Pero la relativa tranquilidad que se vivía en el hogar de mi padre fue rota intempestivamente el 7 de junio de 1976, cuando recibió una llamada en la que uno de sus trabajadores le informó que agentes del DAS habían descubierto el cargamento de cocaína que traían desde Ecuador en un camión, pero lo tranquilizó porque según él los detectives estaban dispuestos a recibir dinero para dejarlo llegar hasta Medellín. Mi padre, confiado, aceptó el trato y esperó a que llegaran a la ciudad para pagar el soborno.
A las cinco de la mañana del siguiente día, mi padre supo que los agentes del DAS lo esperaban en una heladería de La Mayorista, la central de abastecimientos de Medellín, donde recibirían el dinero. Mi padre llamó a mi tío Mario para que lo acompañara y este a su vez se comunicó con Gustavo y quedaron en encontrarse en el lugar indicado. Antes de ingresar, mi padre contó dentro del vehículo los cinco mil dólares con los que se proponía comprar el silencio de los investigadores.
Pero todo fue una trampa porque lejos de dejarse sobornar los agentes montaron una encerrona para capturar a toda la banda y decomisar las diecinueve libras de pasta de coca escondidas dentro de la llanta de repuesto del camión. Por eso, esperaron que mi padre les propusiera recibir los dólares y en ese instante le dijeron que él, Mario, Gustavo y los dos conductores del camión quedaban detenidos por tráfico de drogas e intento de soborno.
De inmediato fueron llevados a los calabozos del DAS en Medellín, donde pasaron la noche y en la mañana siguiente los trasladaron a la cárcel Bellavista, en el municipio de Bello, al norte de Medellín. En la reseña de ingreso al penal mi padre fue identificado con el número 128482 y le tomaron una foto en la que se ve sonriente, tal vez porque estaba convencido de que su permanencia allí sería corta.
No obstante, los primeros días en esa prisión fueron muy difíciles para mi padre, Mario y Gustavo, porque empezó a circular el rumor de que ellos eran infiltrados de la Policía que buscaban información sobre los combos o pequeñas bandas que mandaban a su antojo en los distintos patios del penal. El chisme llegó a tal extremo que alguien les contó que una noche de esas los iban a atacar.
Pero las cosas cambiaron de repente, cuando un hombre, recluido allí y al que mi padre no conocía, les aclaró a los demás reclusos que ellos no eran ‘sapos’ y que los dejaran tranquilos. Así sucedió y el peligro desapareció. El inesperado benefactor resultó ser Jorge el ‘Negro’ Pabón, un delincuente que purgaba una corta condena, que sí sabía quién era mi padre. Desde entonces los dos tendrían una relación muy cercana y años más tarde Pabón jugaría un papel clave en los carteles de Cali y Medellín.

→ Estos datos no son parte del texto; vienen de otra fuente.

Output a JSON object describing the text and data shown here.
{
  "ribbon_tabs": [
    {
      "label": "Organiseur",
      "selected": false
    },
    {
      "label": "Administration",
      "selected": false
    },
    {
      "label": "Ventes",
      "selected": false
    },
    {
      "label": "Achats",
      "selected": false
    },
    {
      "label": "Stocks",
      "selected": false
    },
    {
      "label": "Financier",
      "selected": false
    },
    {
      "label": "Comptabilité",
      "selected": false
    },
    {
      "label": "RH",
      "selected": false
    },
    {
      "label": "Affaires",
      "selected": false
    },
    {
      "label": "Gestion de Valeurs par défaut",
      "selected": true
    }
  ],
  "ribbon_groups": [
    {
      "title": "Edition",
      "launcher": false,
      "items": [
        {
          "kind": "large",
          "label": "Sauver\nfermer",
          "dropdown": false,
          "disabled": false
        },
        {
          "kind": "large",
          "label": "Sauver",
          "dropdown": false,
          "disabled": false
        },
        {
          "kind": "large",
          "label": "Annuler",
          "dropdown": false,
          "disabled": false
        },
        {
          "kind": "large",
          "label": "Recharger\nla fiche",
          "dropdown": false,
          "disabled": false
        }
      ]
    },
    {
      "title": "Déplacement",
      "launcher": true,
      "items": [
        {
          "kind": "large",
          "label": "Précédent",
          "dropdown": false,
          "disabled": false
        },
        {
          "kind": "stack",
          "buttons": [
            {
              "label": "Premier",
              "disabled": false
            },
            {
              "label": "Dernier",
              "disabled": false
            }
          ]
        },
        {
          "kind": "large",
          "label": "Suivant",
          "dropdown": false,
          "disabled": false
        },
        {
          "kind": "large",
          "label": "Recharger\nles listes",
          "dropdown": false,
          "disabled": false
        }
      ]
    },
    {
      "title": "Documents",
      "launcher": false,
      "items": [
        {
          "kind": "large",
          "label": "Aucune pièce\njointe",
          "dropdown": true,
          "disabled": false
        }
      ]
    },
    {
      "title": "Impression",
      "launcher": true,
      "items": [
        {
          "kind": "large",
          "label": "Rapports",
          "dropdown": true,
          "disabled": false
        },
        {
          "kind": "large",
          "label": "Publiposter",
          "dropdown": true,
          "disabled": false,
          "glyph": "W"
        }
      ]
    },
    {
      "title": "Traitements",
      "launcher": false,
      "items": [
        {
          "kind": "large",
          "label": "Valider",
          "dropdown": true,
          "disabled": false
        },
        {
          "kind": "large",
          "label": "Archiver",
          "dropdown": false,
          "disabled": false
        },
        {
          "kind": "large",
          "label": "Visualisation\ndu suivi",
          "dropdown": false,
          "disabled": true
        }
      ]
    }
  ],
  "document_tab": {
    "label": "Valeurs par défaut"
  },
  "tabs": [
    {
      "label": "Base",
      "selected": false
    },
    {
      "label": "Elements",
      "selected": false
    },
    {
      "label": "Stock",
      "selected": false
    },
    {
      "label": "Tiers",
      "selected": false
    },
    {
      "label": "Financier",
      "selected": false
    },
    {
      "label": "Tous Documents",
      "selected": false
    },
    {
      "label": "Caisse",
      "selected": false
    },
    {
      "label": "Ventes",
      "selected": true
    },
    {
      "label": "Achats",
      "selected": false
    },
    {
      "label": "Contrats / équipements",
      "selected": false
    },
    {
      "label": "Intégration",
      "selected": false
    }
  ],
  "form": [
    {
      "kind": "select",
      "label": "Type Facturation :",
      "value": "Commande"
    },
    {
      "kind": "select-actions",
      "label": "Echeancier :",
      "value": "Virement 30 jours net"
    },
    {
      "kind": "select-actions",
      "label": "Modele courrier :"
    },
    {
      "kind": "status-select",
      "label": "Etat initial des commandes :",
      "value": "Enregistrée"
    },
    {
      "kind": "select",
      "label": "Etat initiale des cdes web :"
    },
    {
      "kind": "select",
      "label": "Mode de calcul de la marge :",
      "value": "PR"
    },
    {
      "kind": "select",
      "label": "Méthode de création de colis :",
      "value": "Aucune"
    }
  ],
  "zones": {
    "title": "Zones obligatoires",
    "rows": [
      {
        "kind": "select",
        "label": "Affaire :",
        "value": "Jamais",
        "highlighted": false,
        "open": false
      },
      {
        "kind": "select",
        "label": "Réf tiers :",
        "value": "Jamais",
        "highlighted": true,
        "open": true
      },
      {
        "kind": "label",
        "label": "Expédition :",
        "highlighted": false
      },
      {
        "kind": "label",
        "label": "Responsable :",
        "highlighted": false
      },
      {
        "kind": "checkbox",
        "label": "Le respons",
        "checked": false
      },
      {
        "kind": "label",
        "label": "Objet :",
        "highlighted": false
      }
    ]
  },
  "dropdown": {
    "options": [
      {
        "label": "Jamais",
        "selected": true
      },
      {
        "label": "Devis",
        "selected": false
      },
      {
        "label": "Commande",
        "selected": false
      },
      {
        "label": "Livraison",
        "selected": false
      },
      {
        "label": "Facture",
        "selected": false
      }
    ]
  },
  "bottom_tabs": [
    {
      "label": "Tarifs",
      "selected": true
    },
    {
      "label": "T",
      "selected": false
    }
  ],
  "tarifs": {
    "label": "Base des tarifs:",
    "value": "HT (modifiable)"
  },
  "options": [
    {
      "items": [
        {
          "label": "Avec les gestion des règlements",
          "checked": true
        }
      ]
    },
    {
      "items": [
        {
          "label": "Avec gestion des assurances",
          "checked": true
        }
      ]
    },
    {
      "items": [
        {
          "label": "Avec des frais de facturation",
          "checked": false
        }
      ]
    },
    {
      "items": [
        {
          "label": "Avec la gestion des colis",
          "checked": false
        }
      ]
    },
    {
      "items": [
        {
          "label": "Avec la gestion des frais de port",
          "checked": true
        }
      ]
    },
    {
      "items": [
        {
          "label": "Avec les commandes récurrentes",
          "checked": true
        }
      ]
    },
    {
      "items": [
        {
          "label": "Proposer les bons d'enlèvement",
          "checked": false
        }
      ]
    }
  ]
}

Aun cuando la intervención del ‘Negro’ Pabón mejoró las condiciones de reclusión de mi padre, de Mario y de Gustavo, lo cierto es que Bellavista era una cárcel muy hostil y peligrosa. Fue allí, en ese ambiente cargado de malos olores, de hacinamiento, que mi madre supo que estaba embarazada. Ocurrió un día de visita, cuando fue a verlo en compañía de la esposa de Gustavo y mi tía Alba Marina y empezó a vomitar mientras hacían la fila de ingreso.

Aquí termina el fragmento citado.